L’époque où l’on construisait des terres agricoles sans se soucier de l’environnement est désormais révolue : les promoteurs immobiliers doivent désormais gérer avec soin l’objectif de “zéro artificialisation nette”.
En France, l’objectif “ZAN” est inscrit dans la loi depuis 2021 et est obligatoire. Pour l’atteindre complètement d’ici 2050, la nation doit réduire de moitié, tous les dix ans, le taux d’expansion urbaine sur les terres naturelles, ce qui nuit à l’environnement, au climat et à la biodiversité.
Les promoteurs, habitués à acheter des terrains “non aménagés”, à y construire et à les revendre ensuite, sont confrontés à un changement “transformateur”, selon Vincent Le Rouzic, directeur des études à la Fabrique de la Cité, le groupe de réflexion du groupe Vinci, qui s’est exprimé à l’AFP.
La branche immobilière du géant de la construction vise à devenir un leader du secteur. D’ici à 2022, elle s’est fixé deux objectifs : atteindre les ZAN d’ici à 2030 grâce à un système de mesure conçu au sein de l’entreprise, et tirer plus de la moitié de ses revenus du recyclage urbain d’ici à 2030.
“Une façon de réenvisager notre métier”, explique à l’AFP le PDG de Vinci Immobilier, Olivier de la Roussière.
Olivier de la Roussière précise : “Nous avons totalement banni la construction de grands ensembles résidentiels, tels que les lotissements de maisons individuelles, les routes, etc. Il ajoute : “Nous nous concentrons désormais sur les zones déjà artificialisées et, si nécessaire, nous les désartificialisons.”
Dépollution
Selon Caroline Delgado-Rodoz, directrice générale des grands projets pour OGIC, cette situation a un impact économique sur les opérations, en raison du manque de terrains et de l’augmentation du coût des matériaux au cours des deux dernières années.

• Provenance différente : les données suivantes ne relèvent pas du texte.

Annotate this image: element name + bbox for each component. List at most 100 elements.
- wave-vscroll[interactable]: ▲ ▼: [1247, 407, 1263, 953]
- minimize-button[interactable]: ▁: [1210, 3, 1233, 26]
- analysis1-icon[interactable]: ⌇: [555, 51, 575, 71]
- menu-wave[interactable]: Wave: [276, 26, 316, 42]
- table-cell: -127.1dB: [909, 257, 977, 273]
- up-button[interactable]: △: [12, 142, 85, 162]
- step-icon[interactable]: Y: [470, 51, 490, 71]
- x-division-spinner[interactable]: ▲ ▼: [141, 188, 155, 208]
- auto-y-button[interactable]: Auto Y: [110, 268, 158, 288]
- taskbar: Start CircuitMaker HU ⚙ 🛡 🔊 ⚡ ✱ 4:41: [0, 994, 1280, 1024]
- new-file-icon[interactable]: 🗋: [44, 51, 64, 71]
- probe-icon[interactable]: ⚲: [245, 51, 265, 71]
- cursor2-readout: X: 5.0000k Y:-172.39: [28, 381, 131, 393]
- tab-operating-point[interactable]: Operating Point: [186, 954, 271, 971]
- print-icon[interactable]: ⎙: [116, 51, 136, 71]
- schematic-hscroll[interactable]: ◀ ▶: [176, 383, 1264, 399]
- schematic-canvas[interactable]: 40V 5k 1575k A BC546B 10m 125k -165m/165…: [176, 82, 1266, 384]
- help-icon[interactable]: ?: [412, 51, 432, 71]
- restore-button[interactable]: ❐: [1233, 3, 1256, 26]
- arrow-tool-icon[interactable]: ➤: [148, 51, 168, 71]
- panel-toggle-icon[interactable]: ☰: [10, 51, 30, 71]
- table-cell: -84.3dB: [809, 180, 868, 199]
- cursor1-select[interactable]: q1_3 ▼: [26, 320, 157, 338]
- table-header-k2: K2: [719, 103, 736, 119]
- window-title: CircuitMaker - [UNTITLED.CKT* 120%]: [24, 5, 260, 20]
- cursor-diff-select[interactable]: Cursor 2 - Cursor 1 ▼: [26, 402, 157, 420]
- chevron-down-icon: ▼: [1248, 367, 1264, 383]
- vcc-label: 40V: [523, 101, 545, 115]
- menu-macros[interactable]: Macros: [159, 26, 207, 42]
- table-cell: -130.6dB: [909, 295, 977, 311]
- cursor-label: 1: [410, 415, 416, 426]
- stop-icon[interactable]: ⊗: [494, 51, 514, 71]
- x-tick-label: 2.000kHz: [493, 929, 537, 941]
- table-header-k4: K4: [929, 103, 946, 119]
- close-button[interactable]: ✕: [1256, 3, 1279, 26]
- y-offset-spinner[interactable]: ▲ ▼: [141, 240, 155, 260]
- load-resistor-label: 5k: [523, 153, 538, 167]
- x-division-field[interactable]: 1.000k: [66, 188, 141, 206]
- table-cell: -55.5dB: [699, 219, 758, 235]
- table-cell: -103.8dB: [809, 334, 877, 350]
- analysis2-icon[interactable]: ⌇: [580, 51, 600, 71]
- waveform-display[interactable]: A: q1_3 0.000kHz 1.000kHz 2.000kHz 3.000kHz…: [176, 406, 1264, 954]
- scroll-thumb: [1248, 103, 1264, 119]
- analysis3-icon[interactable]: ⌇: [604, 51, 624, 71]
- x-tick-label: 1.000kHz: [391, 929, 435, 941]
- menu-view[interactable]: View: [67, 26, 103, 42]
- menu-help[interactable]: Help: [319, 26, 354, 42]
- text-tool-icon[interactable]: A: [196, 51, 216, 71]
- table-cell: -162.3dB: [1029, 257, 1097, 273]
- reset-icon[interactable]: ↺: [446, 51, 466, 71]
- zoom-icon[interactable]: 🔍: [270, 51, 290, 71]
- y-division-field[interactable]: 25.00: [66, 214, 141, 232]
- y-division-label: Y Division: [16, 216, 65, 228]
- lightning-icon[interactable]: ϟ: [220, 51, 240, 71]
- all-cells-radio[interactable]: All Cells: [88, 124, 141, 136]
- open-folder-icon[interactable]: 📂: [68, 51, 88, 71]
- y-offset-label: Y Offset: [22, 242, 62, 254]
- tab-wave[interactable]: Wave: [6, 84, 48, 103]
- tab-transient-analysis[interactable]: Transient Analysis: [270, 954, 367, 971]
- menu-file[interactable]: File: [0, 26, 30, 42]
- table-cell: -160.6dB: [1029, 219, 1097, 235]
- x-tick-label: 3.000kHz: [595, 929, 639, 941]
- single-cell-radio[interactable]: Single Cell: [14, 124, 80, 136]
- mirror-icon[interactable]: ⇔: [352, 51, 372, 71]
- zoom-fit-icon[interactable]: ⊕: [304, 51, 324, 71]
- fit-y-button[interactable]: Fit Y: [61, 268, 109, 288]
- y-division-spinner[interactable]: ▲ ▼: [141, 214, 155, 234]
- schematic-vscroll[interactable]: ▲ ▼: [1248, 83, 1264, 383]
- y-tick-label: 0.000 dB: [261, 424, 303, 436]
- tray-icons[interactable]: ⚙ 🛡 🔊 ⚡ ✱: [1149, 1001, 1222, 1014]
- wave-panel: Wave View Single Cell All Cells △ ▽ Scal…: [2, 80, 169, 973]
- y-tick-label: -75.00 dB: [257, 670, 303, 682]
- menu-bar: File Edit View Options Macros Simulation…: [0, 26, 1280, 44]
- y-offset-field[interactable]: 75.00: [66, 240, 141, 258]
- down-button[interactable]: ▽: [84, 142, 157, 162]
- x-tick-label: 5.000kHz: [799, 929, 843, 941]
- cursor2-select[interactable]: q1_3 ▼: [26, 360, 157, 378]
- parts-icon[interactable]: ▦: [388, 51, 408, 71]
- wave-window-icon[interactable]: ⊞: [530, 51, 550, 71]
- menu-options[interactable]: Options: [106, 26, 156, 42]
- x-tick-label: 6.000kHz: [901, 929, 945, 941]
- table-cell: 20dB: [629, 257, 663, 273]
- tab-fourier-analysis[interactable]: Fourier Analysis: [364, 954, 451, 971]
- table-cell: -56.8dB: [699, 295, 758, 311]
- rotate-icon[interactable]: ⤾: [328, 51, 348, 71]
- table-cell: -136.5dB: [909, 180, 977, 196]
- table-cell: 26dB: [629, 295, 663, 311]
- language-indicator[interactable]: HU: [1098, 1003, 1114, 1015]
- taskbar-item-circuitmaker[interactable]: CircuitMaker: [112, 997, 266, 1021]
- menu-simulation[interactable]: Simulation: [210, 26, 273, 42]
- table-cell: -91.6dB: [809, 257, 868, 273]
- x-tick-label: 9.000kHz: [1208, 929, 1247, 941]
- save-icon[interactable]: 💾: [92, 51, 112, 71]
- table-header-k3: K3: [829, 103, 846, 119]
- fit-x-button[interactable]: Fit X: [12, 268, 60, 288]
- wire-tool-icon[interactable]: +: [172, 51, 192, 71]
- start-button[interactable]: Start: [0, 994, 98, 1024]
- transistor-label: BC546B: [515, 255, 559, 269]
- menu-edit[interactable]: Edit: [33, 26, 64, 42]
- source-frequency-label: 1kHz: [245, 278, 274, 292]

Pour pouvoir construire sur les terrains contaminés, Vinci Immobilier a dû faire appel à un expert en protection de l’environnement et a alloué des ressources supplémentaires sur chaque site pour faire face aux risques potentiels.
Olivier de la Roussière affirme qu'”un lieu pollué nécessite un investissement financier, de même qu’un site à démolir. Cela nécessite des examens beaucoup plus détaillés” et que “beaucoup d’efforts sont nécessaires pour évaluer les dépenses liées à la restauration, à la décontamination et au désamiantage…”.
Le groupe vise également la reconversion d’immeubles de bureaux vétustes, rendus obsolètes par la modernisation des méthodes de travail ou leur éloignement des centres-villes. Selon Olivier de la Roussière, cela peut conduire à l’émergence de “friches de bureaux” à l’instar des “friches de casernes” et des “friches commerciales”.
Marc Villand, président de la Fédération des promoteurs immobiliers d’Ile-de-France, a déclaré lors d’une conférence de presse qu’il existe aujourd’hui un intérêt accru pour les bâtiments obsolètes en Ile-de-France, et même une concurrence. Néanmoins, il a noté que “lorsque nous reprenons ces anciennes structures, elles sont souvent 20 à 35 % plus chères que les nouvelles”.
Densité
Les limites de la ZAN ont suscité des débats sur son acceptabilité, en particulier lorsqu’il s’agit de l’opposition des habitants à de nouvelles constructions.
Caroline Delgado-Rodoz a fait remarquer qu’en ce qui concerne la question des ZAN, il est de plus en plus accepté de construire à des hauteurs et des densités plus élevées. Cependant, elle a poursuivi en exprimant que nous devons nous efforcer d’inclure la nature dans nos villes, tout en comprenant qu’en raison de contraintes foncières, nous devons parfois augmenter la densité afin de créer un sentiment d’aération dans nos villes. C’est un équilibre qu’il faut rechercher.
Benoît Fragu, directeur du développement de la société immobilière Covivio, affirme que “lorsqu’on aborde un nouveau territoire, il faut présenter un projet bénéfique pour l’environnement et les habitants, un projet acceptable par tous”. Il ajoute qu’il n’est plus possible de bétonner entièrement une zone.